It's a great combination, arranged here in perfect balance: part medieval austerity, part toe-tapping finesse, locally sourced but with a much wider appeal. The Hardanger fiddles and mandolas give the music its rustic flavor, conjuring images of distant boreal forest under heavy snow. And the didgeridoo (!) provides the unique pagan aura..."the constant shamanistic pulse of the old tunes", as noted in the extensive CD this instance recalling the drone of a malfunctioning Celtic bagpipe but still evoking backwoods Scandinavia (the group hails from western Finland, but has strong cultural ties to nearby Sweden).

An arsenal of discreet but ubiquitous percussion further enhances the band's global reach, extending far beyond their winter homeland toward India, central Africa, and back-of-beyond Australia. But the real attraction here is the dulcet voice of Jenny Wilhelms, to this Anglophile sounding not unlike a Nordic Annie Haslam, with the same transparent clarity and astonishing octave range. Her multi-tracked choral harmonies are things of mesmeric beauty, whether intoning a pre-Christian hymn to the spirits of air and earth ("Kom Helge Ande"), recalling playful age-old fables ("Tova och Konungen", given extra bounce from some funky upright double bass), or invoking the healing wind deity Suvetar in the song of the same name, which rises from a simple kalimba intro to an ecstasy of elemental power, all the more impressive considering the lack of electronics.

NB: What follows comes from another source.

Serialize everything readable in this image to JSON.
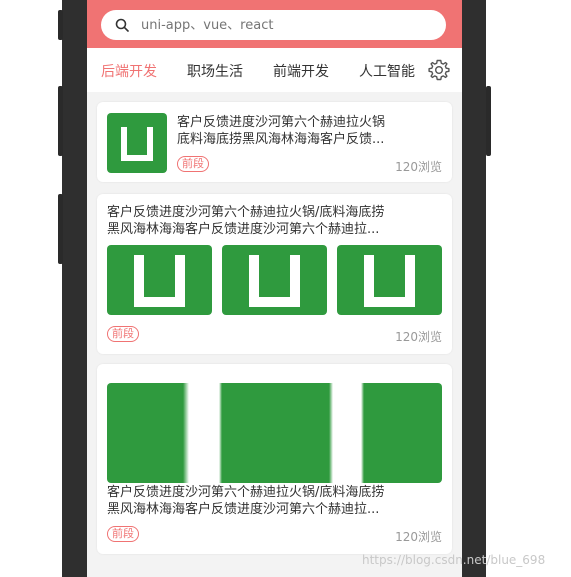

Wilhelms was also the album's primary composer, usually integrating lyrics borrowed from traditional sources, sung in Swedish but helpfully translated to English inside the CD booklet. Progressive Rock has often looked to folklore for inspiration, but rarely with this degree of legitimacy, drawn from songs and stories already embedded deep inside the band's collective psyche, about water sprites, Icelandic trolls, handsome kings and peasant girls, and...dolphins? The latter aren't exactly native to the Ostrobothnia region of Finland, but no matter: the otherworldly sounds (recorded in the South Pacific) only add more texture to an already atmospheric performance.

The album was named for the Norse goddess of love: "the guardian of these recordings", says the band on the CD's back cover. Fair enough, no wonder I'm smitten. If the music of northern European latitudes is like a lodestone to you as well, prepare to be compelled by the irresistible magnetic tug of this innovative group.